Beim Lesen brauchen wir die Vernetzung unserer Gehirnhälften. Nach dem kinesiologischen Modell hat jede Gehirnhälfte spezifische Fähigkeiten. So kann die analytische Gehirnhälfte, die meist die linke ist, die Details erkennen, also die Buchstaben in einem Wort. Ohne die kreative, rechte Gehirnhälfte jedoch wäre sie aufgeschmissen, denn diese hat den Blick fürs große Ganze. Sie kann Buchstaben zusammen ziehen und erkennen, was ein Wort ist.
Was passiert nun, wenn beide Gehirnhälften nicht gut zusammen arbeiten?
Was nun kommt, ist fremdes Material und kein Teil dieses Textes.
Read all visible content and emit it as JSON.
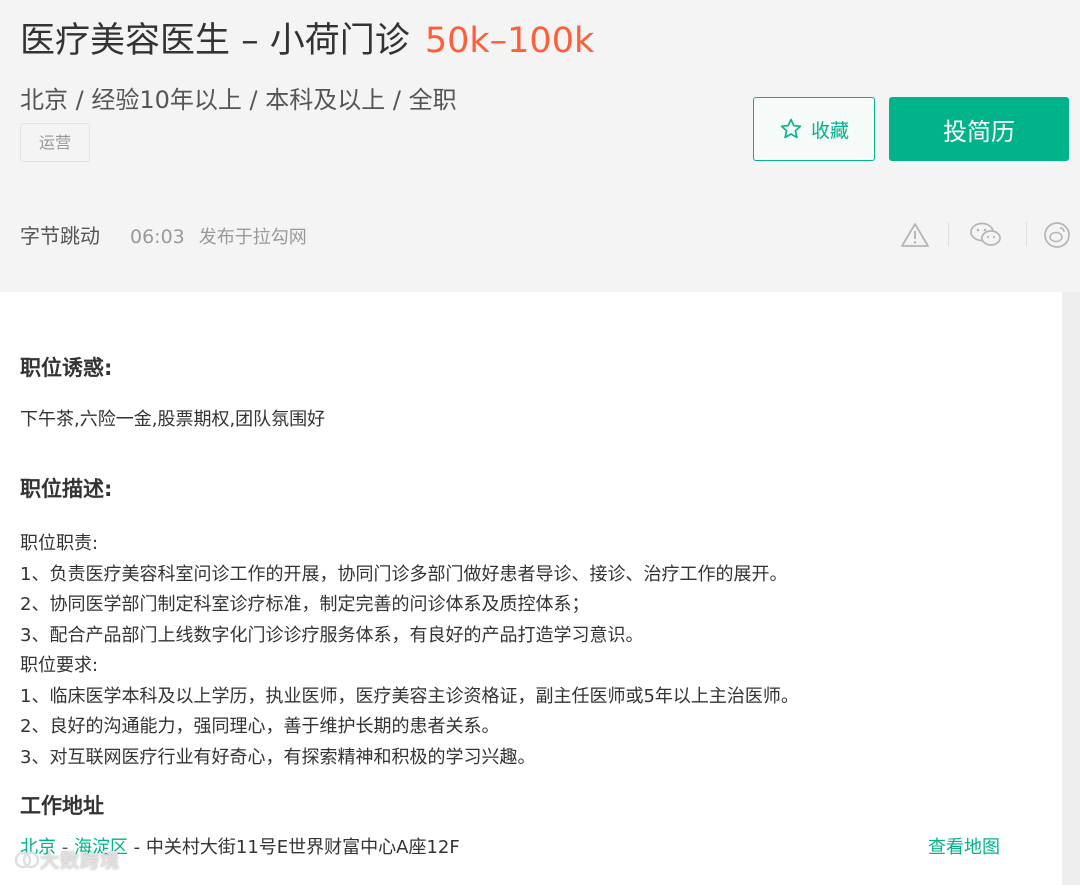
{
  "job": {
    "title": "医疗美容医生 – 小荷门诊",
    "salary": "50k–100k",
    "meta": "北京 / 经验10年以上 / 本科及以上 / 全职",
    "tag": "运营"
  },
  "actions": {
    "collect_label": "收藏",
    "apply_label": "投简历"
  },
  "company": {
    "name": "字节跳动",
    "time": "06:03",
    "source": "发布于拉勾网"
  },
  "perks": {
    "heading": "职位诱惑:",
    "text": "下午茶,六险一金,股票期权,团队氛围好"
  },
  "description": {
    "heading": "职位描述:",
    "lines": [
      "职位职责:",
      "1、负责医疗美容科室问诊工作的开展，协同门诊多部门做好患者导诊、接诊、治疗工作的展开。",
      "2、协同医学部门制定科室诊疗标准，制定完善的问诊体系及质控体系；",
      "3、配合产品部门上线数字化门诊诊疗服务体系，有良好的产品打造学习意识。",
      "职位要求:",
      "1、临床医学本科及以上学历，执业医师，医疗美容主诊资格证，副主任医师或5年以上主治医师。",
      "2、良好的沟通能力，强同理心，善于维护长期的患者关系。",
      "3、对互联网医疗行业有好奇心，有探索精神和积极的学习兴趣。"
    ]
  },
  "address": {
    "heading": "工作地址",
    "city": "北京",
    "district": "海淀区",
    "separator": " - ",
    "detail": " - 中关村大街11号E世界财富中心A座12F",
    "map_link": "查看地图"
  },
  "watermark": "大数跨境",
  "colors": {
    "accent": "#00b38a",
    "salary": "#fd5f39"
  },
  "icons": [
    "star-icon",
    "warning-icon",
    "wechat-icon",
    "weibo-icon"
  ]
}
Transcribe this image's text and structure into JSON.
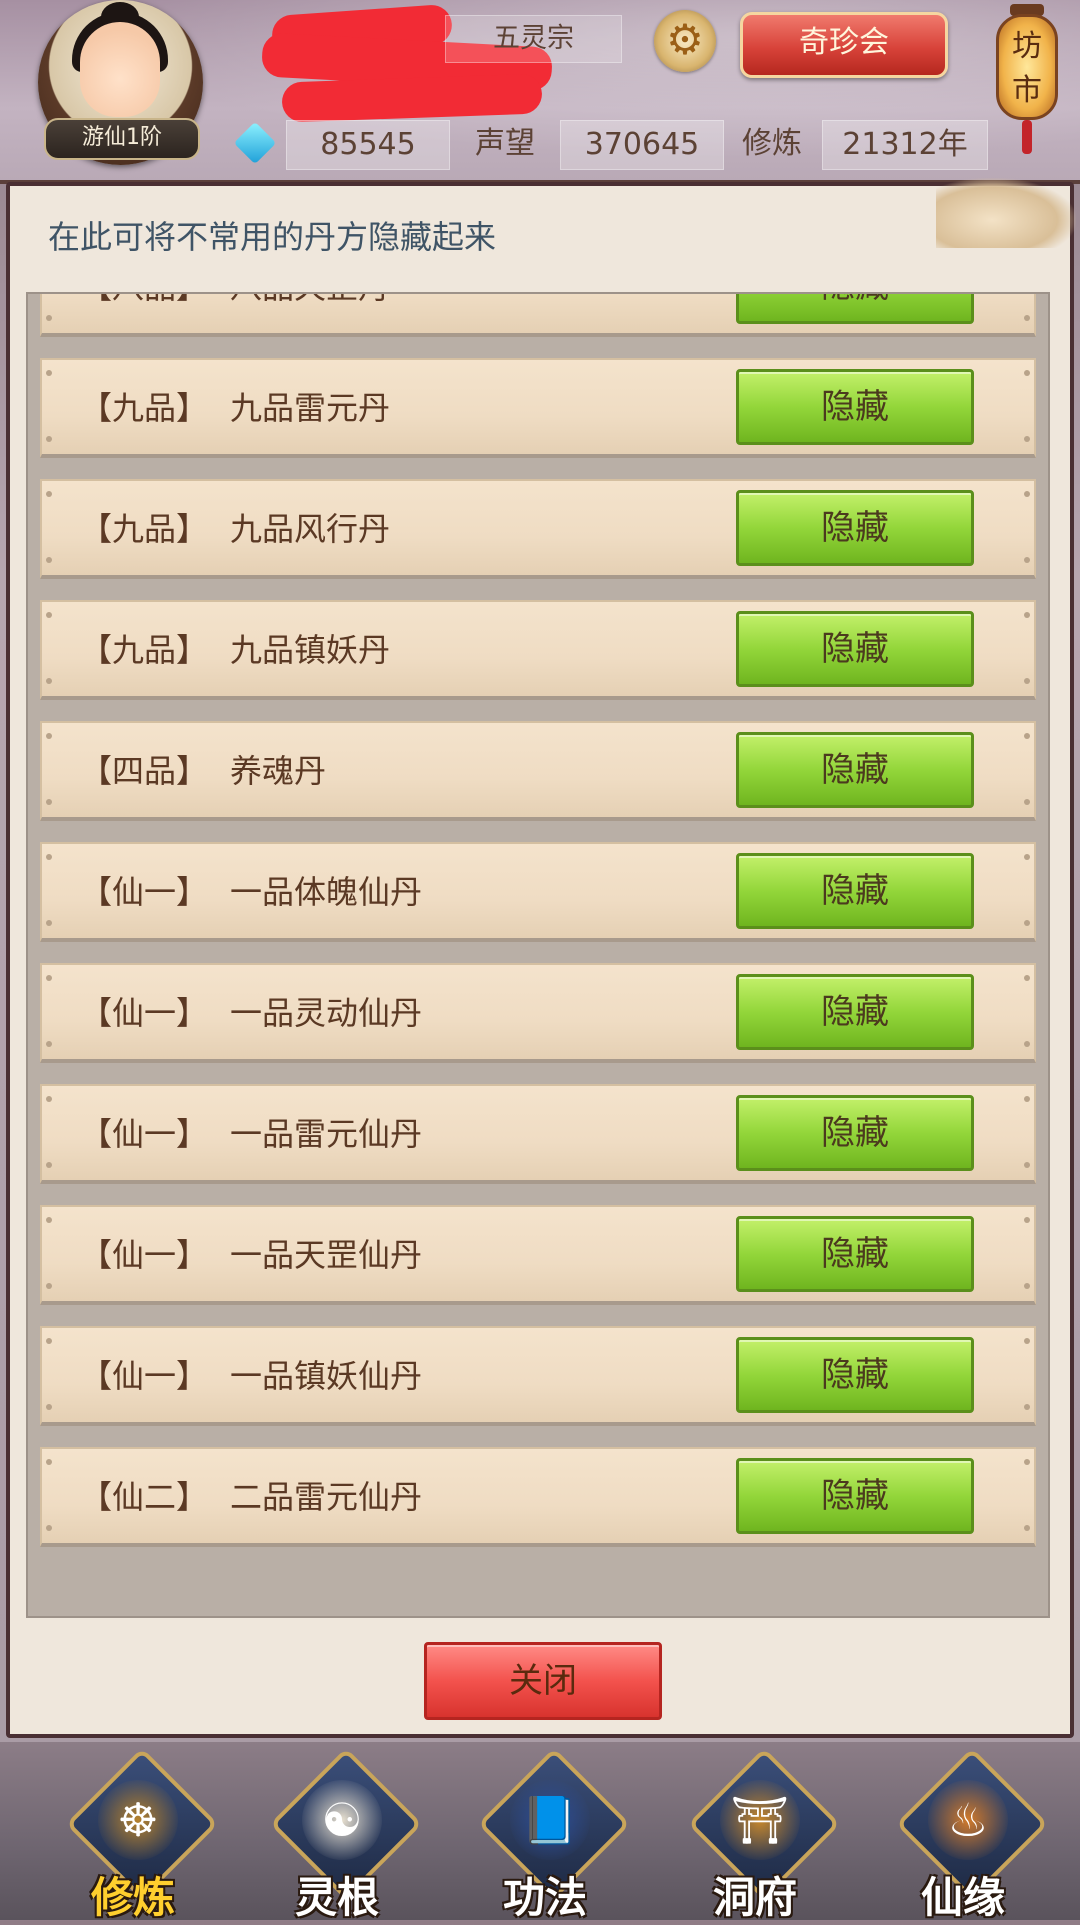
{
  "header": {
    "rank": "游仙1阶",
    "sect": "五灵宗",
    "treasure_button": "奇珍会",
    "market_sign": "坊市",
    "spirit_stones": "85545",
    "reputation_label": "声望",
    "reputation": "370645",
    "cultivation_label": "修炼",
    "cultivation": "21312年"
  },
  "panel": {
    "hint": "在此可将不常用的丹方隐藏起来",
    "hide_label": "隐藏",
    "close_label": "关闭",
    "rows": [
      {
        "tier": "【八品】",
        "name": "八品天罡丹"
      },
      {
        "tier": "【九品】",
        "name": "九品雷元丹"
      },
      {
        "tier": "【九品】",
        "name": "九品风行丹"
      },
      {
        "tier": "【九品】",
        "name": "九品镇妖丹"
      },
      {
        "tier": "【四品】",
        "name": "养魂丹"
      },
      {
        "tier": "【仙一】",
        "name": "一品体魄仙丹"
      },
      {
        "tier": "【仙一】",
        "name": "一品灵动仙丹"
      },
      {
        "tier": "【仙一】",
        "name": "一品雷元仙丹"
      },
      {
        "tier": "【仙一】",
        "name": "一品天罡仙丹"
      },
      {
        "tier": "【仙一】",
        "name": "一品镇妖仙丹"
      },
      {
        "tier": "【仙二】",
        "name": "二品雷元仙丹"
      }
    ]
  },
  "nav": [
    {
      "label": "修炼",
      "icon": "cultivate-icon"
    },
    {
      "label": "灵根",
      "icon": "spirit-root-icon"
    },
    {
      "label": "功法",
      "icon": "technique-icon"
    },
    {
      "label": "洞府",
      "icon": "cave-dwelling-icon"
    },
    {
      "label": "仙缘",
      "icon": "immortal-fate-icon"
    }
  ],
  "colors": {
    "hide_button": "#93d63a",
    "close_button": "#f3524d",
    "active_nav": "#ffcf2e"
  }
}
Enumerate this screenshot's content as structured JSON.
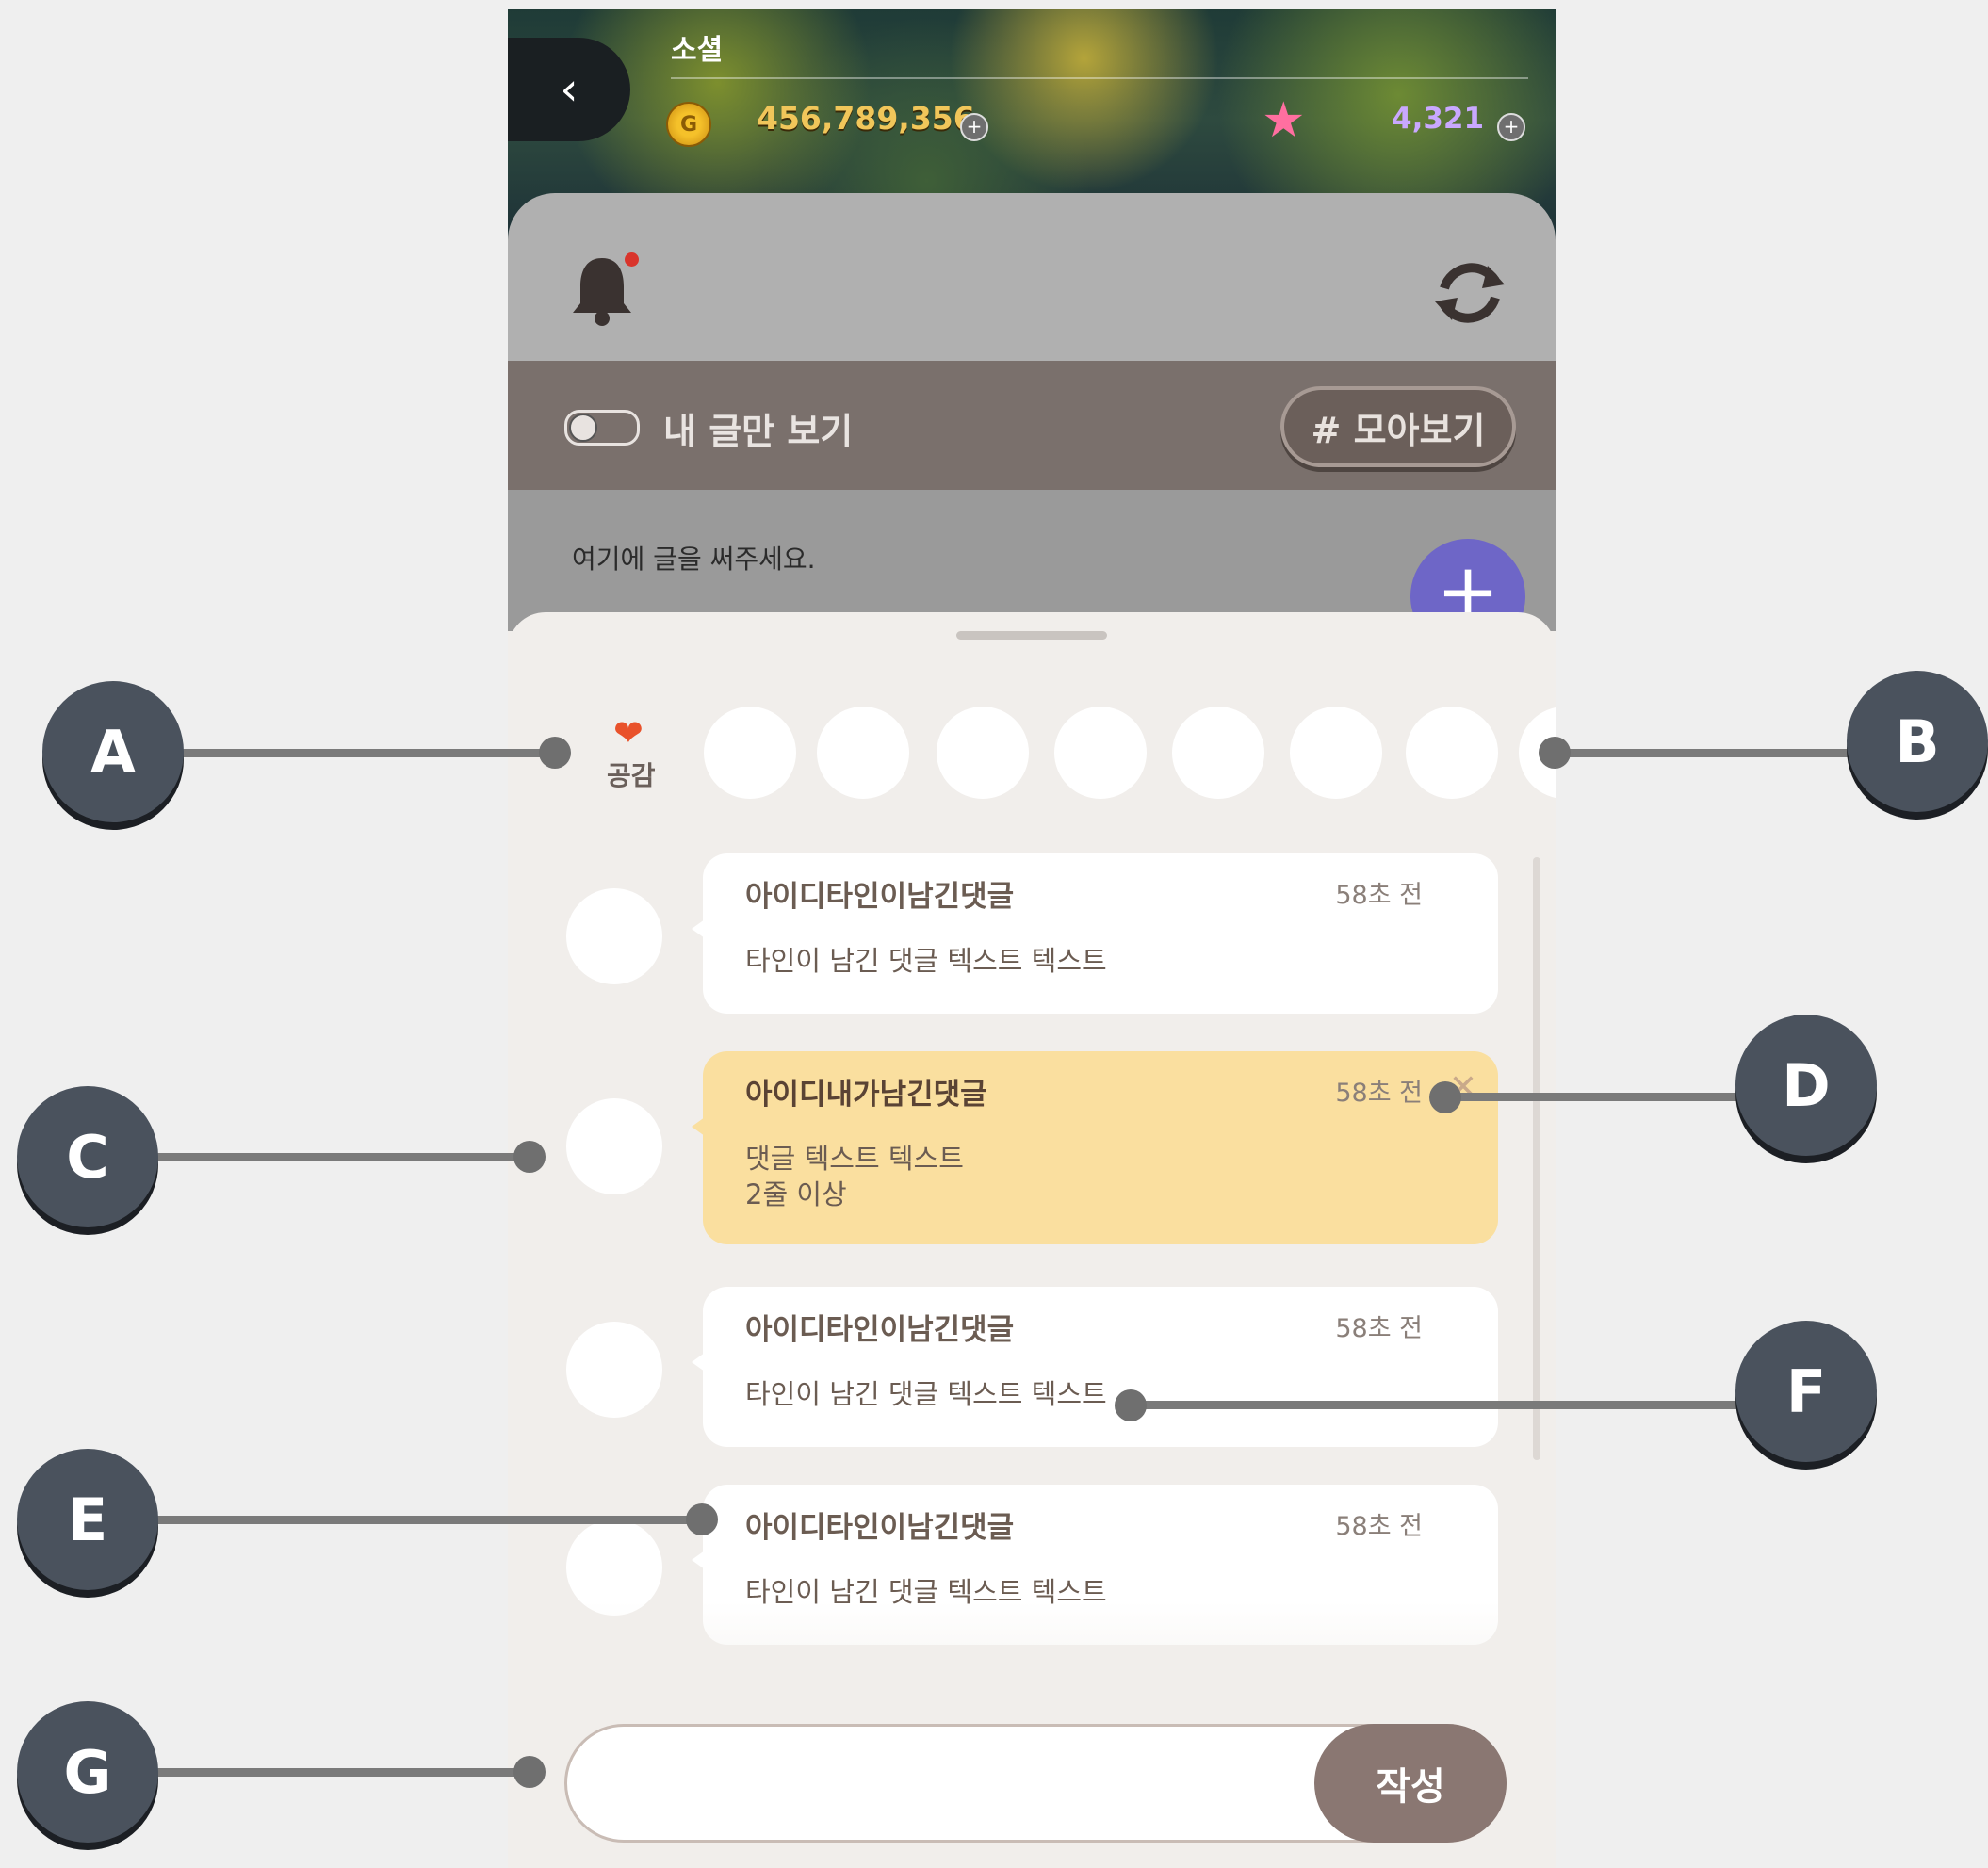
{
  "header": {
    "back_icon": "‹",
    "title": "소셜",
    "gold_amount": "456,789,356",
    "coin_symbol": "G",
    "gem_amount": "4,321",
    "plus": "+"
  },
  "filter": {
    "toggle_label": "내 글만 보기",
    "collect_label": "# 모아보기"
  },
  "composer": {
    "placeholder": "여기에 글을 써주세요.",
    "fab_symbol": "+"
  },
  "reactions": {
    "label": "공감",
    "heart": "❤"
  },
  "comments": [
    {
      "name": "아이디타인이남긴댓글",
      "time": "58초 전",
      "text": "타인이 남긴 댓글 텍스트 텍스트",
      "mine": false
    },
    {
      "name": "아이디내가남긴댓글",
      "time": "58초 전",
      "text": "댓글 텍스트 텍스트\n2줄 이상",
      "mine": true,
      "delete": "✕"
    },
    {
      "name": "아이디타인이남긴댓글",
      "time": "58초 전",
      "text": "타인이 남긴 댓글 텍스트 텍스트",
      "mine": false
    },
    {
      "name": "아이디타인이남긴댓글",
      "time": "58초 전",
      "text": "타인이 남긴 댓글 텍스트 텍스트",
      "mine": false
    }
  ],
  "input": {
    "submit_label": "작성"
  },
  "callouts": {
    "a": "A",
    "b": "B",
    "c": "C",
    "d": "D",
    "e": "E",
    "f": "F",
    "g": "G"
  }
}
Ist die rechte Gehirnhälfte ungenügend integriert und die linke Hälfte „auf sich allein gestellt“, so erkennen wir zwar die Buchstaben eines Wortes, zum Beispiel M A M A, erkennen aber nur schwer, dass dies „Mama“ heißt.
Umgekehrt, wenn die linke Gehirnhälfte nicht gut mitarbeitet, so sehen wir großzügig über einzelne Buchstaben hinweg, aus „Kartoffel“ wird zum Beispiel „Karotte“, weil das Wort ja auf den ersten, groben Blick ähnlich aussieht.
Passiert einem das, so wird das Lesen mühsam, wir quälen uns durch den Text. Es dauert lange, bis wir einen Abschnitt gelesen haben und den Inhalt verstehen.
In der Kinesiologie arbeiten wir mit gezielten Bewegungen an der Vernetzung des Gehirns. Eine solche Bewegung ist die Überkreuzbewegung, die Kinder ab 4 -5 Jahren bringen sollten.
Man hebt ein Bein an und berührt das Knie gleichzeitig mit der gegenüberliegenden Hand, dann wechselt man. Gelingt dies flüssig, rhythmisch und ohne Anstrengung, dann können wir die Körpermittellinie gut überschreiten. Unserem Gehirn gelingt es, leicht zwischen „links“ und „rechts“ hin und herzuwechseln. Es werden im Corpus Callosum, dem „Balken“ zwischen den Gehirnhälften, Nervenverbindungen geknüpft.
In meiner Arbeit mit Kindergartenkindern stelle ich fest, dass gerade diese Bewegung für einige sehr anstrengend ist. Und ich sehe aber auch, dass die meisten sehr schnell und mit Freude lernen, um Bewegungen über die Mittellinie zu vollziehen – als eine Voraussetzung für das Lesen.